Former Starbucks CEO Howard Schultz (SBUX) says his successor Kevin Johnson “deserves all the credit in the world” for the coffee giant’s recent success.
“He is doing extraordinary. I mean, I'm so proud of him,” Schultz told Yahoo Finance in a wide-ranging interview.
Johnson, a former technology executive, joined the Starbucks board a decade ago. He took over as CEO in April 2017. While at the helm of Starbucks, he’s focused on streamlining the company, as well as emphasizing the customer experience, the digital relationship with customers, and beverage innovation. The stock is also trading at an all-time high under his leadership.
“He is bringing a level of innovation and transformation to the company. He's doing it his way. I have no engagement, no involvement, operationally, in the company whatsoever. That's the way it should be,” Schultz said.
Schultz, 65, stepped down as CEO in April 2017. Just over a year later, he gave up his role as chairman in June.
“I've removed myself from the board of directors, not only because I was considering running for president, because I didn't think it was fair to Kevin [Johnson] to have a shadow in the room. Because he needs to be his own man,” he said.
He went on to describe Johnson as “a true servant leader” who is “admired and trusted.”
“I take great pride in his success. I'm cheering him on every day. Starbucks’s best days are ahead of them. And mainly because of the leadership team, because of Kevin. And I love what I'm seeing.”
Schultz is the architect behind the Starbucks as we know it today. He joined Starbucks in 1982, which at the time was a small seller of whole bean coffee with just four stores in Seattle. It was in 1983 when a 30-year-old Schultz took a business trip to Milan where he became enamored by the “romance” and “theater” of Italian espresso. The young Schultz saw the potential in translating the Italian espresso bar to Starbucks, but his idea was turned down by the initial founders. Soon after, Schultz left to set up his first coffee bar Il Giornale, named after a daily newspaper published in Milan.

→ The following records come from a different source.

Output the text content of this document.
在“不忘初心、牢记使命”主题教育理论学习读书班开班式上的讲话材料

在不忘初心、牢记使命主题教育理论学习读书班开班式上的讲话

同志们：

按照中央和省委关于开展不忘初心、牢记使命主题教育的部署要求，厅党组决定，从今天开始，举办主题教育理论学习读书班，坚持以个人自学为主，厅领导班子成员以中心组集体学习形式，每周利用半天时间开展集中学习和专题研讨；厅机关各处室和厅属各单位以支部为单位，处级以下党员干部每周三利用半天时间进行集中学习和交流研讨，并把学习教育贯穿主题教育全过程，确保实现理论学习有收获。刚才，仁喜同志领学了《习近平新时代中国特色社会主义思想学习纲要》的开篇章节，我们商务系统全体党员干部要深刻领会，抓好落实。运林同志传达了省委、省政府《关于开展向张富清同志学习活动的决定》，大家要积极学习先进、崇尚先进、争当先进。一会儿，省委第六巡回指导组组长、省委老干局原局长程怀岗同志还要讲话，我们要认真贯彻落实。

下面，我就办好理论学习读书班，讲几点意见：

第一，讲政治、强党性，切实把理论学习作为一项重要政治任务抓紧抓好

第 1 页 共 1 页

Starbucks ultimately encountered some financial trouble, and the founder approached Schultz to buy the company in 1987.
Today, Starbucks operates 30,000 stores in over 70 countries serving more than 100 million people each week. Starbucks opens a store every 15 hours in China, one of the most important markets for the company's growth.
Schultz is currently “seriously considering” running for president as a centrist Independent.

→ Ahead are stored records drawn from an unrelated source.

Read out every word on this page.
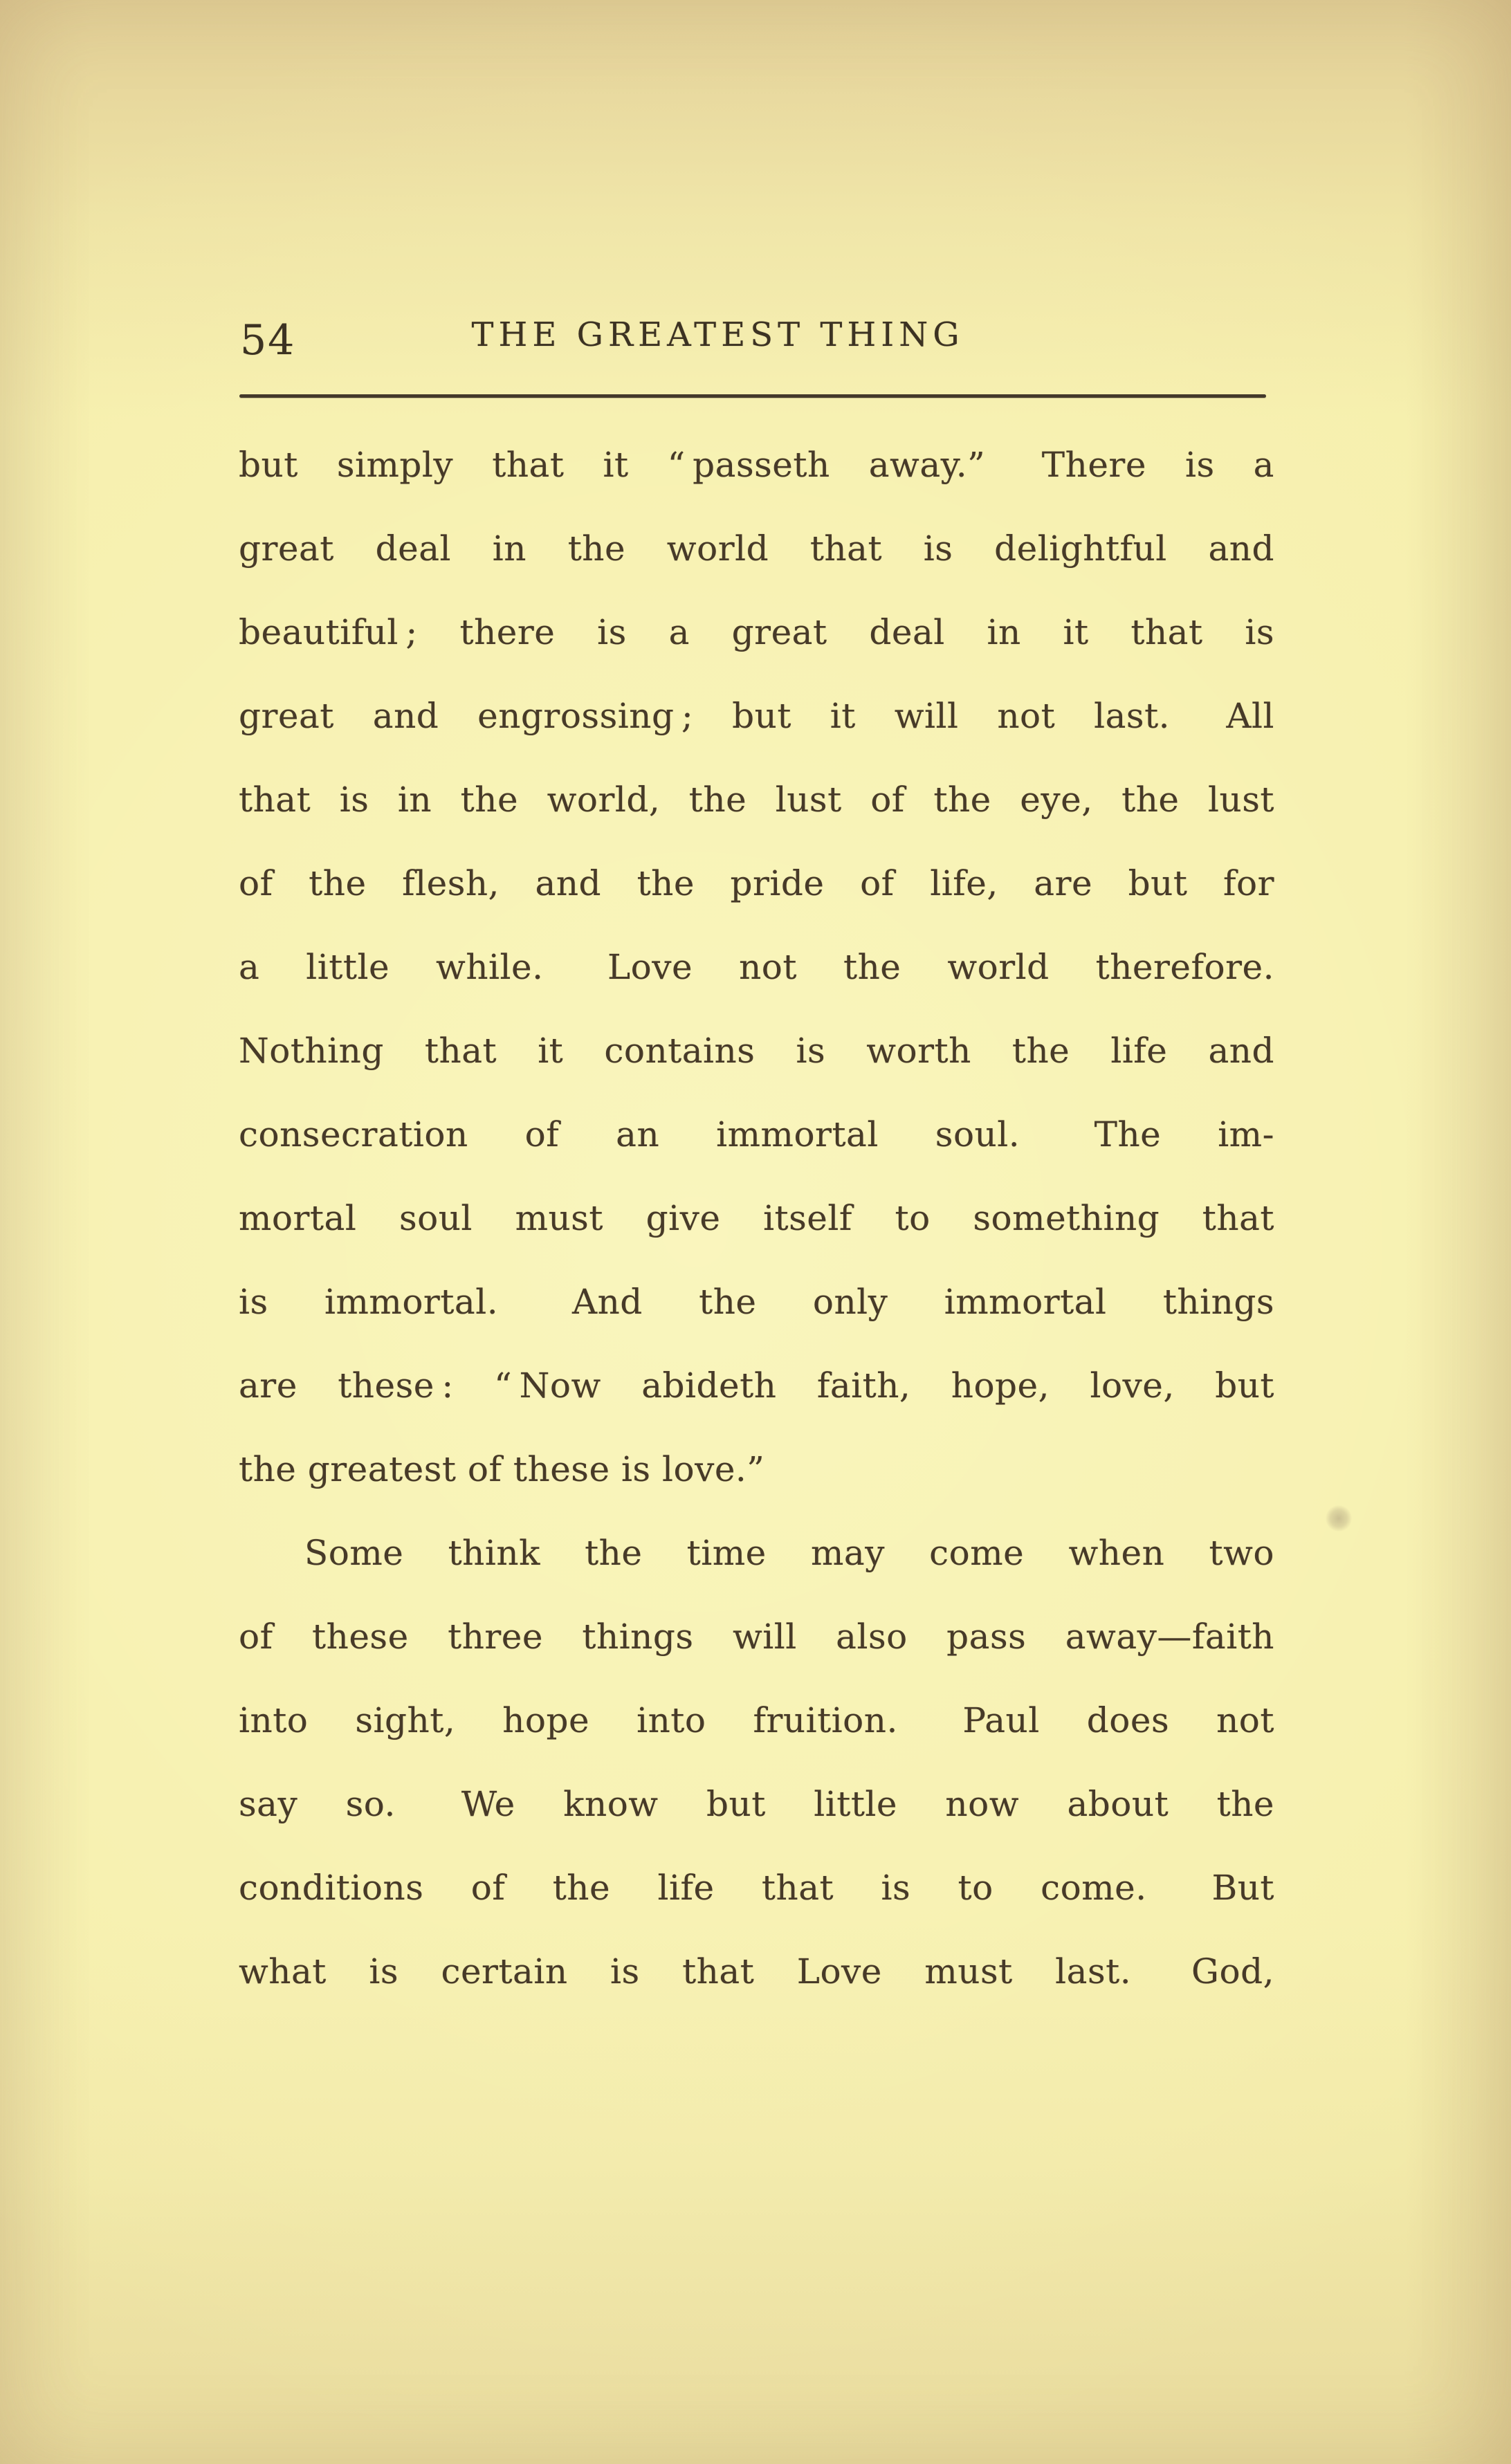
54	THE GREATEST THING
but simply that it “ passeth away.”  There is a
great deal in the world that is delightful and
beautiful ; there is a great deal in it that is
great and engrossing ; but it will not last.  All
that is in the world, the lust of the eye, the lust
of the flesh, and the pride of life, are but for
a little while.  Love not the world therefore.
Nothing that it contains is worth the life and
consecration of an immortal soul.  The im-
mortal soul must give itself to something that
is immortal.  And the only immortal things
are these : “ Now abideth faith, hope, love, but
the greatest of these is love.”
Some think the time may come when two
of these three things will also pass away—faith
into sight, hope into fruition.  Paul does not
say so.  We know but little now about the
conditions of the life that is to come.  But
what is certain is that Love must last.  God,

He told Yahoo Finance that if he were elected he would sell all of his Starbucks stock, about 33 million shares, a position valued at around $2.7 billion.
During his time at Starbucks, Schultz was celebrated as a visionary leader who offered all employees, both part-time and full-time, comprehensive health benefits and equity in the form of stock options even before the company went public. More recent initiatives under Schultz’s leadership include college tuition and efforts around hiring military veterans and their families and opportunity youth.
“I'm not worried about my legacy. I'm concerned about the country,” Schultz said. “I'm concerned about the American people. I don't want to repeat myself, but I want to restore faith and confidence in the country and institutions. In terms of being a ‘spoiler,’ you know, that came out so early. It seemed like it was very organized against me. My love of the country would not allow me, on any level, to be a ‘spoiler.’ No one wants to see Donald Trump leave the Oval Office more than me. But my love of the country is compelling me to pursue this right now.”